Kiwis love their birds, it’s a fact. Let’s look at some ways to encourage even more to your backyard, without breaking the budget.
Words Diana Noonan
We’re a nation of bird lovers, of that there is no doubt. We ‘flock’ to contribute to public bird surveys; we sail over treacherous seas to obscure islands with binoculars and long lenses. We rescue lost ducklings out of drains and call the council to gently remove nesting birds from traffic signals. We even boast that the whole community of Kiwis in Punakaiki turned off their street lighting to save fledgling seabirds flying off-course. And whenever we have a spare moment, we don a backpack and head out to monitor our local predator trap-lines. It’s no wonder, then, that so many of us feed birds in our backyards in the hopes that even more of them will come to visit us close up.
If all this makes us seem eccentric, it’s time to shrug our shoulders, because if a University of Exeter study is to be believed, birdwatching is not only enjoyable, it’s also very likely to be good for our health. The English university found a correlation between the number of trees and birds in an urban area, and its residents’ positive mental health. What’s more, wealth levels didn’t come into it. From the rich to the less affluent, everyone benefited, mentally, from the company of birds and trees.
With this in mind, how can those of us with very modest levels of discretionary spending feed the birds without emptying the piggy bank? Read on – because it’s easier than you think!
Target your species
Different bird species enjoy different foods. Rather than feed the entire avian neighbourhood, concentrate only on the species you want to attract, and choose those where feeding will be less costly. Native birds enjoy foods that are often already present (and free) in our gardens, especially those planted to attract them.
Kererū (native wood pigeon), for example, are hungry for tender foliage, flowers and berries. In the colder months, when berries are scarce, kererū greedily gobble down the leaves of kōwhai, broom, willow, elm and poplar.

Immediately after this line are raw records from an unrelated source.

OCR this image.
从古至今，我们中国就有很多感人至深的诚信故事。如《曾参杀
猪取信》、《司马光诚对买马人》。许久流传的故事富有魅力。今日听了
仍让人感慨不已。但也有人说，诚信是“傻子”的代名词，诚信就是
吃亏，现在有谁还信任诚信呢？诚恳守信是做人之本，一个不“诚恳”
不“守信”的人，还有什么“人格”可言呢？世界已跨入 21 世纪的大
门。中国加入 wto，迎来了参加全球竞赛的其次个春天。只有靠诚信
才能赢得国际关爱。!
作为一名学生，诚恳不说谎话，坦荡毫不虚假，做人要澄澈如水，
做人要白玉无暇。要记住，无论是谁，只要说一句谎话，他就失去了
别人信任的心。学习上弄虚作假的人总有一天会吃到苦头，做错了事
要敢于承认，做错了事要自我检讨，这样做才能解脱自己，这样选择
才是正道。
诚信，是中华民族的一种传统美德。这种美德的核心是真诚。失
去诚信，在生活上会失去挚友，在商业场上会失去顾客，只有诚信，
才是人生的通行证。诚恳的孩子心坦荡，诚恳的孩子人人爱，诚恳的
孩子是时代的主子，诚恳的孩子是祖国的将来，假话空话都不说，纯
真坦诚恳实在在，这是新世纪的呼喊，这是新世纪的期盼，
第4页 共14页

In the coldest parts of the country, one of the first sources of food for kererū are the leaves of kōwhai and tagasaste (tree lucerne). Not only are these trees easy and quick to grow, but their seed comes free and germinates readily. Their flowers bring early colour (and more food for kererū) to the garden. When you notice kōwhai and tagasaste in flower in your neighbourhood, note down their position and return from early to midsummer to collect the seed.